Many many thanks to Adafruit and Sparkfun for providing the schematics for the boards. Without these schematics, my design would probably have taken many more iterations to get right. As it stands, my first board that I designed for the Cortex M0+ ARM chip works out of the box.
Why the Cortex M0+? It is also known as the SAMD21 series of chips, and it is a very popular choice for hardware companies for providing a mid-level chip that is more powerful than an Arduino but less powerful than a Teensy. I had also worked with ARM before (M4!) and I was reasonably familiar with the process of programming it as compared to using a PIC-based chip.

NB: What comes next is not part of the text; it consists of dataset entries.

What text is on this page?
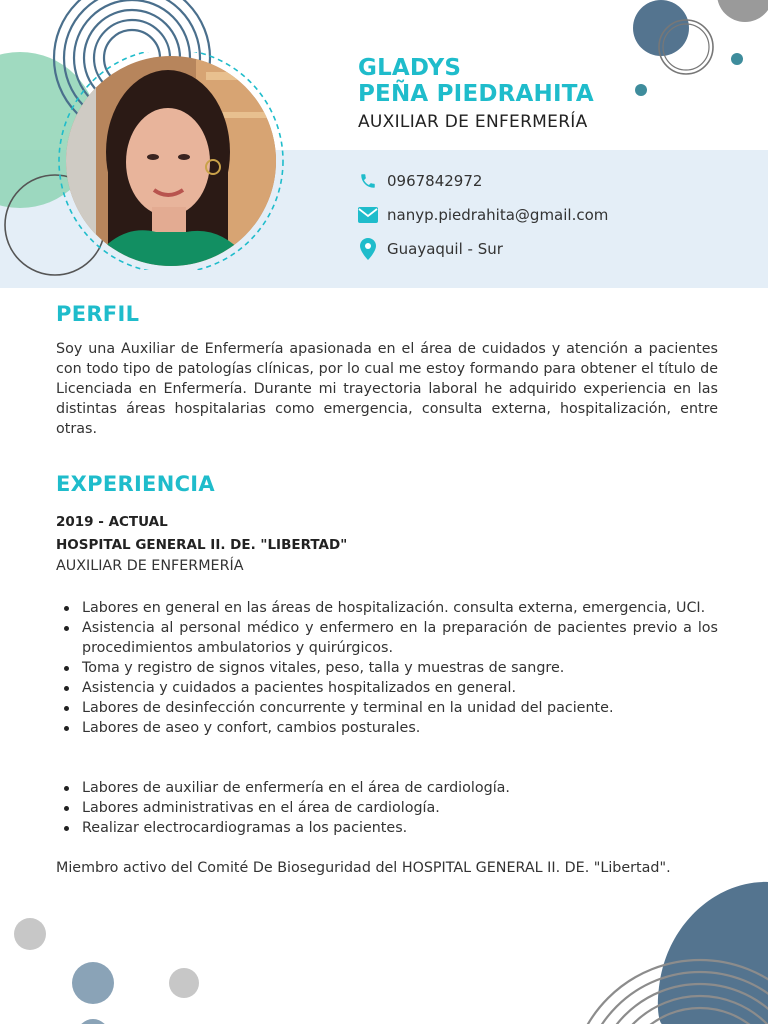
GLADYS
PEÑA PIEDRAHITA
AUXILIAR DE ENFERMERÍA
0967842972
nanyp.piedrahita@gmail.com
Guayaquil - Sur
PERFIL
Soy una Auxiliar de Enfermería apasionada en el área de cuidados y atención a pacientes con todo tipo de patologías clínicas, por lo cual me estoy formando para obtener el título de Licenciada en Enfermería. Durante mi trayectoria laboral he adquirido experiencia en las distintas áreas hospitalarias como emergencia, consulta externa, hospitalización, entre otras.
EXPERIENCIA
2019 - ACTUAL
HOSPITAL GENERAL II. DE. "LIBERTAD"
AUXILIAR DE ENFERMERÍA
Labores en general en las áreas de hospitalización. consulta externa, emergencia, UCI.
Asistencia al personal médico y enfermero en la preparación de pacientes previo a los procedimientos ambulatorios y quirúrgicos.
Toma y registro de signos vitales, peso, talla y muestras de sangre.
Asistencia y cuidados a pacientes hospitalizados en general.
Labores de desinfección concurrente y terminal en la unidad del paciente.
Labores de aseo y confort, cambios posturales.
Labores de auxiliar de enfermería en el área de cardiología.
Labores administrativas en el área de cardiología.
Realizar electrocardiogramas a los pacientes.
Miembro activo del Comité De Bioseguridad del HOSPITAL GENERAL II. DE. "Libertad".
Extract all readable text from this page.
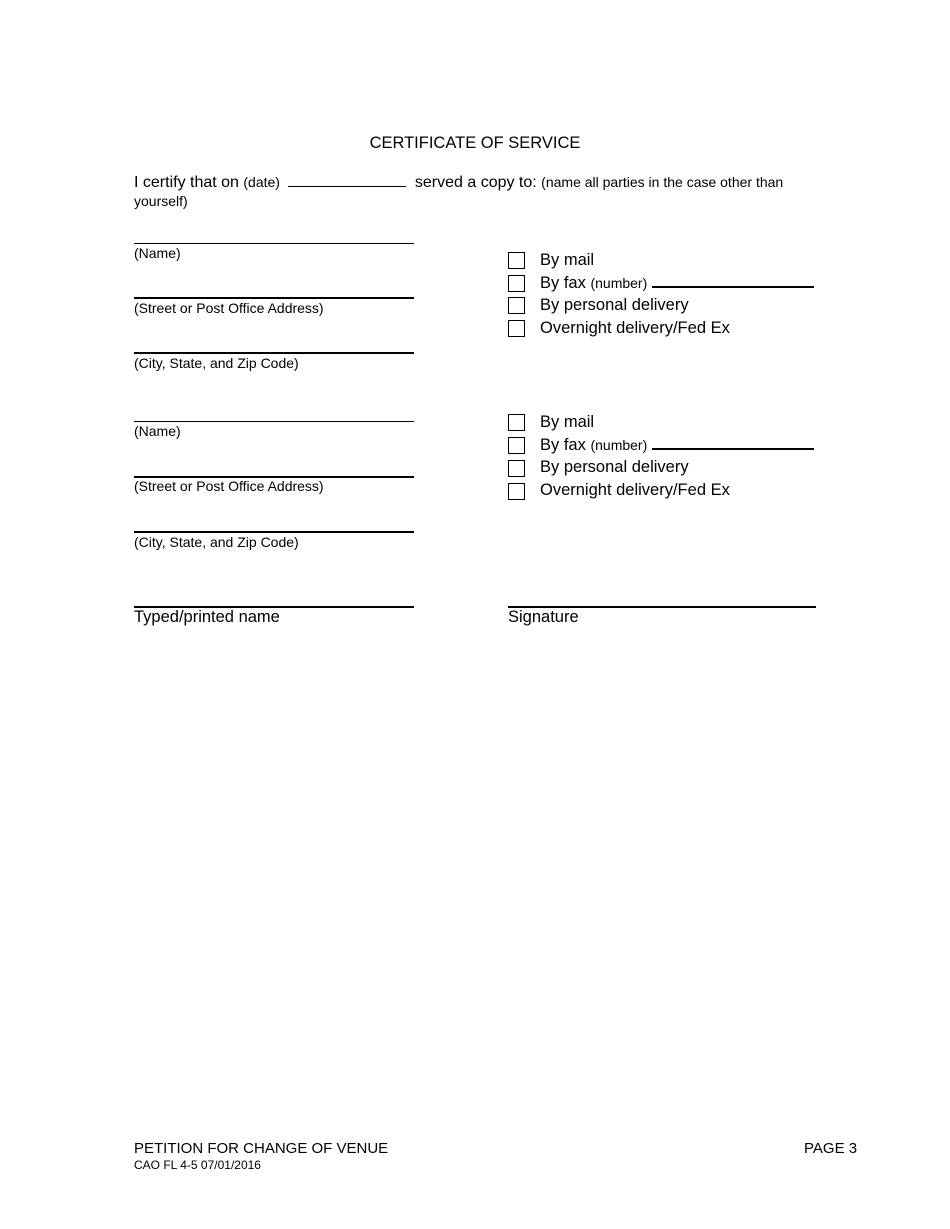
CERTIFICATE OF SERVICE
I certify that on (date)	served a copy to: (name all parties in the case other than
yourself)
(Name)
(Street or Post Office Address)
(City, State, and Zip Code)
By mail
By fax (number)
By personal delivery
Overnight delivery/Fed Ex
(Name)
(Street or Post Office Address)
(City, State, and Zip Code)
By mail
By fax (number)
By personal delivery
Overnight delivery/Fed Ex
Typed/printed name	Signature
PETITION FOR CHANGE OF VENUE
CAO FL 4-5 07/01/2016
PAGE 3
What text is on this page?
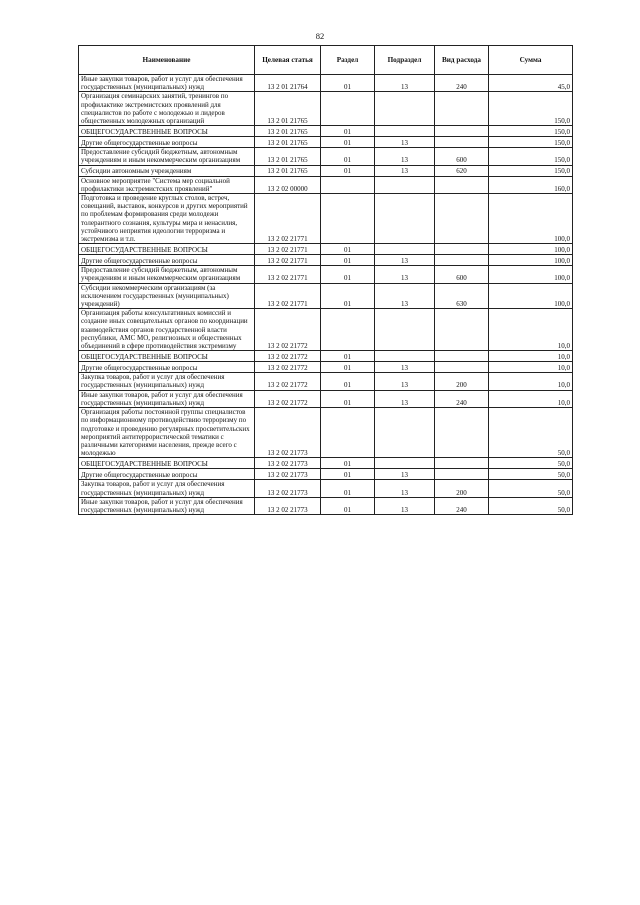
82
Наименование	Целевая статья	Раздел	Подраздел	Вид расхода	Сумма
Иные закупки товаров, работ и услуг для обеспечения государственных (муниципальных) нужд	13 2 01 21764	01	13	240	45,0
Организация семинарских занятий, тренингов по профилактике экстремистских проявлений для специалистов по работе с молодежью и лидеров общественных молодежных организаций	13 2 01 21765				150,0
ОБЩЕГОСУДАРСТВЕННЫЕ ВОПРОСЫ	13 2 01 21765	01			150,0
Другие общегосударственные вопросы	13 2 01 21765	01	13		150,0
Предоставление субсидий бюджетным, автономным учреждениям и иным некоммерческим организациям	13 2 01 21765	01	13	600	150,0
Субсидии автономным учреждениям	13 2 01 21765	01	13	620	150,0
Основное мероприятие "Система мер социальной профилактики экстремистских проявлений"	13 2 02 00000				160,0
Подготовка и проведение круглых столов, встреч, совещаний, выставок, конкурсов и других мероприятий по проблемам формирования среди молодежи толерантного сознания, культуры мира и ненасилия, устойчивого неприятия идеологии терроризма и экстремизма и т.п.	13 2 02 21771				100,0
ОБЩЕГОСУДАРСТВЕННЫЕ ВОПРОСЫ	13 2 02 21771	01			100,0
Другие общегосударственные вопросы	13 2 02 21771	01	13		100,0
Предоставление субсидий бюджетным, автономным учреждениям и иным некоммерческим организациям	13 2 02 21771	01	13	600	100,0
Субсидии некоммерческим организациям (за исключением государственных (муниципальных) учреждений)	13 2 02 21771	01	13	630	100,0
Организация работы консультативных комиссий и создание иных совещательных органов по координации взаимодействия органов государственной власти республики, АМС МО, религиозных и общественных объединений в сфере противодействия экстремизму	13 2 02 21772				10,0
ОБЩЕГОСУДАРСТВЕННЫЕ ВОПРОСЫ	13 2 02 21772	01			10,0
Другие общегосударственные вопросы	13 2 02 21772	01	13		10,0
Закупка товаров, работ и услуг для обеспечения государственных (муниципальных) нужд	13 2 02 21772	01	13	200	10,0
Иные закупки товаров, работ и услуг для обеспечения государственных (муниципальных) нужд	13 2 02 21772	01	13	240	10,0
Организация работы постоянной группы специалистов по информационному противодействию терроризму по подготовке и проведению регулярных просветительских мероприятий антитеррористической тематики с различными категориями населения, прежде всего с молодежью	13 2 02 21773				50,0
ОБЩЕГОСУДАРСТВЕННЫЕ ВОПРОСЫ	13 2 02 21773	01			50,0
Другие общегосударственные вопросы	13 2 02 21773	01	13		50,0
Закупка товаров, работ и услуг для обеспечения государственных (муниципальных) нужд	13 2 02 21773	01	13	200	50,0
Иные закупки товаров, работ и услуг для обеспечения государственных (муниципальных) нужд	13 2 02 21773	01	13	240	50,0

This project was launched because I saw that Adafruit didn't break out all the pins on the SAMD21, which I wanted for experimentation, but Sparkfun's design didn't provide all the nice bits of circuitry (lipo charging/USB firmware) and was packaged in a size a little too large for my taste.
So I blended the best aspects of both boards into one which I call the M0 Plus Breakout Board, read as "MO". It features LiPo charging circuitry, a small footprint, USB/SWD programming, and Arduino compatibility. A blink sketch took up 3% of the total space in the chip.
The edges are a little too sharp for my liking and I would probably round them off in a later redesign. However, this board is not meant for plugging into a breadboard (though you can rubber-band it to one).
The main purpose of this project is to produce a breakout board so that I know that my routing works and to experiment with the M0+ chip before I integrate it into a project.
This is the layout of the new board. A lot of unnecessary vias were removed simply by rerouting.
I might also want to change the M0+ package to one that is more amendable to soldering via hot air because I find that it is more convenient. Adding an LED to the data line will also be useful to tell if data is being transmitted and if the board is powered.